Rundle argues there is no compelling reason for libraries to provide 3D printing services — at least not yet. The consumer printers have a limited print range and are notoriously slow and error prone.
And librarians typically don’t have the expertise necessary to maintain the machines and use their design software, much less set up MediaMaker Labs like the one in Middleton.
This could explain why libraries aren’t clamoring for the technology. Only two libraries in Dane County — Middleton and Black Earth — have them, and both currently have a limited public use.
“It all depends on the individual communities and who the library is serving,” says Miller. “They aren’t right for every library.”
In 2011, Miller was hired as executive director of the Sauk City library to help make it “more of an interactive place of creation.”
“Three-dimensional printing was seen as easy, low-hanging fruit to get to that point,” he says.
Miller gave patrons unrestricted access to the printer. During a two-year period, he says, the machine logged around 600 printing-hours or 25 days, most devoted to printing Minecraft and Halo uploads.
But the real challenge for libraries, Miller says, is how to provide meaningful instruction around the technology. He doesn’t see much value in simply keeping them on display or offering print-on-demand services.

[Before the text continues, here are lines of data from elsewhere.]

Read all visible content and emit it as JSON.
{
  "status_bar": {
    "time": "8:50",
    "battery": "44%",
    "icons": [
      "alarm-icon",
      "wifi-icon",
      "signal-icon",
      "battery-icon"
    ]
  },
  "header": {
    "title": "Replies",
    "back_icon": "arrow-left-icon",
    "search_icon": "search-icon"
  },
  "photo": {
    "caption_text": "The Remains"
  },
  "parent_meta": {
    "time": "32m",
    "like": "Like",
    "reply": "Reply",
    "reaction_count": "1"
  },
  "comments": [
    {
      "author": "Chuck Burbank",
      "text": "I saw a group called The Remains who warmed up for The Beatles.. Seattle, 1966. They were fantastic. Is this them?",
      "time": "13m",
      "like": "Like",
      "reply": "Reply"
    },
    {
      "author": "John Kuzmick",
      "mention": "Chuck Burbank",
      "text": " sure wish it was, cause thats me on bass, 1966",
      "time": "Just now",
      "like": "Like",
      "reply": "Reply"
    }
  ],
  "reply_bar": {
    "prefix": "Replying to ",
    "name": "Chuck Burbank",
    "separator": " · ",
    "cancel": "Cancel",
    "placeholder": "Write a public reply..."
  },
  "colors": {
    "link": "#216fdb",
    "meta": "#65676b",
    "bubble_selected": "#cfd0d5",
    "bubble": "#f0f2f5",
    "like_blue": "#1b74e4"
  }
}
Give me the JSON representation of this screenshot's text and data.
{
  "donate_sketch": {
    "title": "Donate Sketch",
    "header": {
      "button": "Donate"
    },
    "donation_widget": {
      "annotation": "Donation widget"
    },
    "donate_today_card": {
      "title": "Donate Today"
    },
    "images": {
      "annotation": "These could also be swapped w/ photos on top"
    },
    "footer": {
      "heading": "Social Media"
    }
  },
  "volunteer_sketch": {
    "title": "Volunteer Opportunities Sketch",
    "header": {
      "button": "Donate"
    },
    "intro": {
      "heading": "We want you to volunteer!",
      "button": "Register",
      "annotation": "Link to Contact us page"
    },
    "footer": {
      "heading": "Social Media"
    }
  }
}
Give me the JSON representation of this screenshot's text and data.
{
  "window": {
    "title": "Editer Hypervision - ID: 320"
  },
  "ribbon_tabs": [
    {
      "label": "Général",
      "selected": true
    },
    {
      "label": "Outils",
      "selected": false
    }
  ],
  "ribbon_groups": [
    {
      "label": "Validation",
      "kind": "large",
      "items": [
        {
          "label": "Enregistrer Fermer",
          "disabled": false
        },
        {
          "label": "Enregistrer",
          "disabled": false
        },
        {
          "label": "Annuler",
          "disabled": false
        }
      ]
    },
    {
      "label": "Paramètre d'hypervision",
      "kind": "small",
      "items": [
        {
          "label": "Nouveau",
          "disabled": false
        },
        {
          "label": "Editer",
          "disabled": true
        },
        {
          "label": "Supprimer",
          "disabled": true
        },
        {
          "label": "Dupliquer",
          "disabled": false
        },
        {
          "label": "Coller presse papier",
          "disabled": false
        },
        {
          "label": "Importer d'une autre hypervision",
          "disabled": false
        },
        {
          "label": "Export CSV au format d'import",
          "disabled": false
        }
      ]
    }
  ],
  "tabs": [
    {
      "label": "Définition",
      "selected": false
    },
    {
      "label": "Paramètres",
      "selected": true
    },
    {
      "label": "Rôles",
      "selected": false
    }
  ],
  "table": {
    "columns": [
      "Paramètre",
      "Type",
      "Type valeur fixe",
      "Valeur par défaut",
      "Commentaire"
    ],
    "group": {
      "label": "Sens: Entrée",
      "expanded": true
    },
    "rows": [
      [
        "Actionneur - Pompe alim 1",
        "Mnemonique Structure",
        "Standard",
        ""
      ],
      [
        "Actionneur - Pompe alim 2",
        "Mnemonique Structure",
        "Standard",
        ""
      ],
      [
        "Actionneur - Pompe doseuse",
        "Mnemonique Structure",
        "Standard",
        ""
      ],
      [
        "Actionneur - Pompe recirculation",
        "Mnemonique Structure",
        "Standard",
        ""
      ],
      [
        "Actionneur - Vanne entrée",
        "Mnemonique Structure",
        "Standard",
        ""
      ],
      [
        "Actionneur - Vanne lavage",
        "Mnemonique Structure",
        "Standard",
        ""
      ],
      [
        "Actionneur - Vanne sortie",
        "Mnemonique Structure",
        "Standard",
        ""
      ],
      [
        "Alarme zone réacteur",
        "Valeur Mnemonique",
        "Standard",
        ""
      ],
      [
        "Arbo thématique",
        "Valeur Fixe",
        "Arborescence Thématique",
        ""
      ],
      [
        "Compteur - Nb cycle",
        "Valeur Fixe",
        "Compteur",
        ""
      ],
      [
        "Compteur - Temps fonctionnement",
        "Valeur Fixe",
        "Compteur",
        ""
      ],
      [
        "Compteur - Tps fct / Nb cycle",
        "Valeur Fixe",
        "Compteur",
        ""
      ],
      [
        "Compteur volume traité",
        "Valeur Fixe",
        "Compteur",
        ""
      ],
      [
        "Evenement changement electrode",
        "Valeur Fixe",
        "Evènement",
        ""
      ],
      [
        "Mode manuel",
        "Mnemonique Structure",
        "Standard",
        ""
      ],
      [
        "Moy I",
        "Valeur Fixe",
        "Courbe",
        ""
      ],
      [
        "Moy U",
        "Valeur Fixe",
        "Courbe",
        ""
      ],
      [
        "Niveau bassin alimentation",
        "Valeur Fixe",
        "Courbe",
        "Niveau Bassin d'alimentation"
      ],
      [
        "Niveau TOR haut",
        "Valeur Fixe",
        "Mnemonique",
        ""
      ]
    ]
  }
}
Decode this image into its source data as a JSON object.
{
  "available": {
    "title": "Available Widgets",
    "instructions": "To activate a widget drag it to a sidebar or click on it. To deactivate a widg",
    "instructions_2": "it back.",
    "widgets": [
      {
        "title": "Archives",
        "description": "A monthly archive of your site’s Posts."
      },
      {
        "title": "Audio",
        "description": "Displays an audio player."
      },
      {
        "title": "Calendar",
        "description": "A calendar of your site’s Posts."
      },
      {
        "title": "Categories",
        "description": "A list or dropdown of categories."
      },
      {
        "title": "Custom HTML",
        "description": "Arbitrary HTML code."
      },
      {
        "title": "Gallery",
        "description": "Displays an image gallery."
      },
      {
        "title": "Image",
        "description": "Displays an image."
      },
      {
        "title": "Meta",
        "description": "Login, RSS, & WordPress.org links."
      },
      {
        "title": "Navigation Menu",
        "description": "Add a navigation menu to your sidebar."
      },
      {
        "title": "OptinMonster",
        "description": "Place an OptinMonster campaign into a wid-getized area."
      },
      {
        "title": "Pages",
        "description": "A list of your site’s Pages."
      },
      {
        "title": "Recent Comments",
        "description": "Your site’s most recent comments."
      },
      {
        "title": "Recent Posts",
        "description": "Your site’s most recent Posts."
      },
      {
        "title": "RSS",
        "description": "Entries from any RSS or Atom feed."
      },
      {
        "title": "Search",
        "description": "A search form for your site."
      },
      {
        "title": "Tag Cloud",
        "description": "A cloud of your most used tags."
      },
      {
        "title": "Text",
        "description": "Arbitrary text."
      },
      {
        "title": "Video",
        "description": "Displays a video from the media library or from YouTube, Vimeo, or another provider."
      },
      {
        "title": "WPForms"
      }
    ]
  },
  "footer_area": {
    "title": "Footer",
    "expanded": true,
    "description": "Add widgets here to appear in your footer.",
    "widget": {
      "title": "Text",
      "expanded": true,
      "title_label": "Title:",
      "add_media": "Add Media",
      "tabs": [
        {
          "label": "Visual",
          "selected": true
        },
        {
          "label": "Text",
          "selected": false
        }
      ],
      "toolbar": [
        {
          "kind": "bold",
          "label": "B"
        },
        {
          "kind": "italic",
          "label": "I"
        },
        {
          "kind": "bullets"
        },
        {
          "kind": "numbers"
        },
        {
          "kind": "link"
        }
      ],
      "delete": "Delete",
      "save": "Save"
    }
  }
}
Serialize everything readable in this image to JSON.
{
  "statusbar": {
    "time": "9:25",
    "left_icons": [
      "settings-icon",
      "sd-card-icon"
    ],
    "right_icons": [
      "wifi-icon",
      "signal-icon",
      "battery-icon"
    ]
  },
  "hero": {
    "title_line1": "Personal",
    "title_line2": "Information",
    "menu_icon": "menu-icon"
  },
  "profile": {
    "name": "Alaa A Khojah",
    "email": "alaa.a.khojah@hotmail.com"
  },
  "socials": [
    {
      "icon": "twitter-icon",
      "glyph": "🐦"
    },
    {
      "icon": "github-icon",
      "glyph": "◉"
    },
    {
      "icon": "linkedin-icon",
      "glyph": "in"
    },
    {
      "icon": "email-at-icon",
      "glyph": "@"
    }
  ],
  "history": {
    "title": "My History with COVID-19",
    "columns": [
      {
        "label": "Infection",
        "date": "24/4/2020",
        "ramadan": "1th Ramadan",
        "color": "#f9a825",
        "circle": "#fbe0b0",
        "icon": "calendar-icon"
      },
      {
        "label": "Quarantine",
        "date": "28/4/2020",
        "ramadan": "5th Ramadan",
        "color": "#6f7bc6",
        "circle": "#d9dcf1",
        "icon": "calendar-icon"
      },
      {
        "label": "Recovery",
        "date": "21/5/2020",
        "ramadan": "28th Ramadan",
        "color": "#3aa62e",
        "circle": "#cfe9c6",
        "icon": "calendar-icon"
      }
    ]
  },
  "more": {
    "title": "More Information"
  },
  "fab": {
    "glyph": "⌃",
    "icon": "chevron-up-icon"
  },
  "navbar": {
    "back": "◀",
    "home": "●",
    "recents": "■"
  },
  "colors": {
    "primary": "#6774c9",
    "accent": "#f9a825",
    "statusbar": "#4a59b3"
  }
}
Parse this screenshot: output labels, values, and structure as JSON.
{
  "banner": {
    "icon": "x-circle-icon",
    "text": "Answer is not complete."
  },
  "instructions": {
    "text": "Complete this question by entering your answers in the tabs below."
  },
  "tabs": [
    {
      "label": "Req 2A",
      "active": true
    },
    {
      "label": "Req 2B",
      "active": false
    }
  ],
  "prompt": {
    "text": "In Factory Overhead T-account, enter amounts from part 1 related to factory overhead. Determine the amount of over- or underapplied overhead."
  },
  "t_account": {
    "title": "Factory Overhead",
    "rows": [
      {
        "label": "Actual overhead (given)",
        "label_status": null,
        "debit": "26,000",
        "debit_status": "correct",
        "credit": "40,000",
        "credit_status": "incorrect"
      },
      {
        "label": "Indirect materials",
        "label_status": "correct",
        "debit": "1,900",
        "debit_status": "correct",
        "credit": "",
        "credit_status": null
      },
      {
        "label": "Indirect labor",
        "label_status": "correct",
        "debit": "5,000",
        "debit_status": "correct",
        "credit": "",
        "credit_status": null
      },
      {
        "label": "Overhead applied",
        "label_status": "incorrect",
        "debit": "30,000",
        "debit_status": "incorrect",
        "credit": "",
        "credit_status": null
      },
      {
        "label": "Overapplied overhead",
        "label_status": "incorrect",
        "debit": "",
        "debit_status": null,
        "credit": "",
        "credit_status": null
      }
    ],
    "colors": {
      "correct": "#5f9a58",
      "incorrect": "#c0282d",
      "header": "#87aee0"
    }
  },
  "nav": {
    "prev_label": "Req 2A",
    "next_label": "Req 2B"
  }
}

“Getting a little plastic trinket shouldn’t be the end result,” he says. “The end result should be empowering and teaching people to use this technology.”
Miller, now the assistant director of Resources for Libraries and Lifelong Learning, a division of the state Department of Public Instruction, says that as schools incorporate 3D design and printing into their curriculums, access to printers and software will create equity issues for students whose parents can’t afford computers, much less a 3D printer.
“It’s important for libraries to provide equipment that is corresponding with what is going on in the schools,” he says. “A library is a place to level that playing field so kids can practice and have that leg up.”
Middleton’s library last summer began offering grade school students the chance to learn the basics of three-dimensional design.
“I like to have students on the creative side of the technology,” says volunteer instructor Brian Miles, a computer applications teacher at Glacier Creek Middle School. “A lot of problem-solving takes place before they’re ready to print.”
On a recent Tuesday, Miles’ students each designed and printed a part for a Rube Goldberg-type machine they designed as a group.
Miller recalls a teenage boy in Sauk City who designed and printed a spare razor guard for his mother, who had to buy a whole razor set when a guard broke. The boy would return to the library to make small adjustments after running home with a prototype that didn’t quite fit until he got it right.
“It’s that sense of breaking things down into distinct tasks and being able to do it,” Miller says. “These skills will serve kids for the rest of their life for solving any problem or task they come upon.”